There are, some say, legitimate reasons to strip freedoms from individuals and groups and give authority to corporations instead of people, authoritarian commanders rather than misguided individuals, hierarchy rather than the ordinary citizen.
In 2023 there is a precarious hold on sanity and civility. Some say pay no attention to the news. They're right, of course. The less you know, the happier you might be. But to know less is different from the "don't know" mind. The latter is, conceivably, a more difficult way of making one's way through the turmoil.

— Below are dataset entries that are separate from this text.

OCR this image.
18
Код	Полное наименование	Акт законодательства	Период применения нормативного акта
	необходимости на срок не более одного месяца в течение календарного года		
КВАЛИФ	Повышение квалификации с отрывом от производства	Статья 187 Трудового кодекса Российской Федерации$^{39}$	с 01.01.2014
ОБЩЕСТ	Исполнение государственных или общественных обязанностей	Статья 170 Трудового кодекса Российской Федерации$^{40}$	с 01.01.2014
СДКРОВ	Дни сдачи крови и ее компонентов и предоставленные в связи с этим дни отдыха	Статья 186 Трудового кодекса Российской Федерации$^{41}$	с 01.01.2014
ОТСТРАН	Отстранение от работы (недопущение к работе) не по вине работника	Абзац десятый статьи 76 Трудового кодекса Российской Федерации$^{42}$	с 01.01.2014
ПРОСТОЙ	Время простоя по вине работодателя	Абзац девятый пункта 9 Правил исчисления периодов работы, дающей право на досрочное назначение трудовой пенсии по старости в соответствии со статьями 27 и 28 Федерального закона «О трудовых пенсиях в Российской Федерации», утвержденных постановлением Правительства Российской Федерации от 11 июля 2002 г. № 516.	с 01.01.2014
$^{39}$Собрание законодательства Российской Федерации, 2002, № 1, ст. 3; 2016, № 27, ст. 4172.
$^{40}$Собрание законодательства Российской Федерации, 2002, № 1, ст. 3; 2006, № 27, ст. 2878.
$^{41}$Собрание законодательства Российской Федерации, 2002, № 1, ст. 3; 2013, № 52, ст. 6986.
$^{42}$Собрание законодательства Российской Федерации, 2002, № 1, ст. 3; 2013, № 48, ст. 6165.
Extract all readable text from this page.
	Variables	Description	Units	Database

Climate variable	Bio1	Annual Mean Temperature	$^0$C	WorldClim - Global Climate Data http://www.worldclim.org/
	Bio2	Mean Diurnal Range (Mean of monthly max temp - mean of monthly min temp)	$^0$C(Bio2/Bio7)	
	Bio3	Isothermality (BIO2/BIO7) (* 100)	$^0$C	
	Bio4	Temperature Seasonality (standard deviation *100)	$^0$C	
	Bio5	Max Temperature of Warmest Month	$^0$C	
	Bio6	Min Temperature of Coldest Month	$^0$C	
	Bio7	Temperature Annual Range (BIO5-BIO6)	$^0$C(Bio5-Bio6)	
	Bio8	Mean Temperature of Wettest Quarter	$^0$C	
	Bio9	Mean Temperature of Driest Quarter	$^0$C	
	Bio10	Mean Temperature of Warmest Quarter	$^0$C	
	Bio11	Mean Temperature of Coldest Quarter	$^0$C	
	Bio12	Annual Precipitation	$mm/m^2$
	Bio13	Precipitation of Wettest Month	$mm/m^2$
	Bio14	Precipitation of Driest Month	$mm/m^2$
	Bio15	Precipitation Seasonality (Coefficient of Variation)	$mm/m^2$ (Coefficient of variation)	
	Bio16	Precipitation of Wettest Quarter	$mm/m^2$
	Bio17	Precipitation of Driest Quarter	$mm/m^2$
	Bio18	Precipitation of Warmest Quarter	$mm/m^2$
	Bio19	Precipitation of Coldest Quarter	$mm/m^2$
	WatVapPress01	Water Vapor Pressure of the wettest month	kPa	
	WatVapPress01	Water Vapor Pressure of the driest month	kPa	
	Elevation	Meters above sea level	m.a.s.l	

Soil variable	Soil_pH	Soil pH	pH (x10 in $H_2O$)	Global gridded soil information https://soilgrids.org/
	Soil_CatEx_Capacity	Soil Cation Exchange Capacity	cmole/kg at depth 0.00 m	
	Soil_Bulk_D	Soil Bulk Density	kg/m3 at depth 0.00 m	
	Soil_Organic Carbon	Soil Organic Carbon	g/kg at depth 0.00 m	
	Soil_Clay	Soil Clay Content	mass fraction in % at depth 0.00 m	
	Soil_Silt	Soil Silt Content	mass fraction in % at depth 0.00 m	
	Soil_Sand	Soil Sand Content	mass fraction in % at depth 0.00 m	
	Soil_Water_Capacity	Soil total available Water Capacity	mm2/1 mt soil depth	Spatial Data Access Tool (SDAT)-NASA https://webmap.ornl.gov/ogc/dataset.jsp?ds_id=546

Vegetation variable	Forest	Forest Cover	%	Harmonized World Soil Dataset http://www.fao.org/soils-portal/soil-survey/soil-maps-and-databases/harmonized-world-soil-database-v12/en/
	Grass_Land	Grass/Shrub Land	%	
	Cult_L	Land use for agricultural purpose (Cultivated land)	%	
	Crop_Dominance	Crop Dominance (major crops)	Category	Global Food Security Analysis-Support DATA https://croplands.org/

I don't know -- not really -- whether democracy (as conceived) is a better option to anarchistic authoritarianism. I don't know, down deep, whether Republicans really want the disintegration of the structures of representative governance. And I don't know whether, as some insist, both political parties and philosophies are corrupt and narcissistically intent on feeding their own ambitions.
If I knew less I'd say let's break out the booze and have a ball; if that's all there is, let's keep dancing. Its a tolorable position to adopt.
But I don't know. The cultivation of which suggests keeping on, eyes open, mind alert, heart ready, and feet shod to engage and encounter what is taking place, as it is taking place, with equanimity and compassionate readiness.
It always seemed simplistic -- the rejoinder to love even those you do not like. There's a lot, these days, I do not like -- and a whole lot of folks jabbering cruelty and nonsense from positions of responsibility that I definitely do not like.
As for that other word, that other way of being-in-the-world, (go ahead, say it) -- "love" -- well . . . I don't know . . .
I'll have to sit a while with that invitation.
Still, I'm glad there's been an invitation.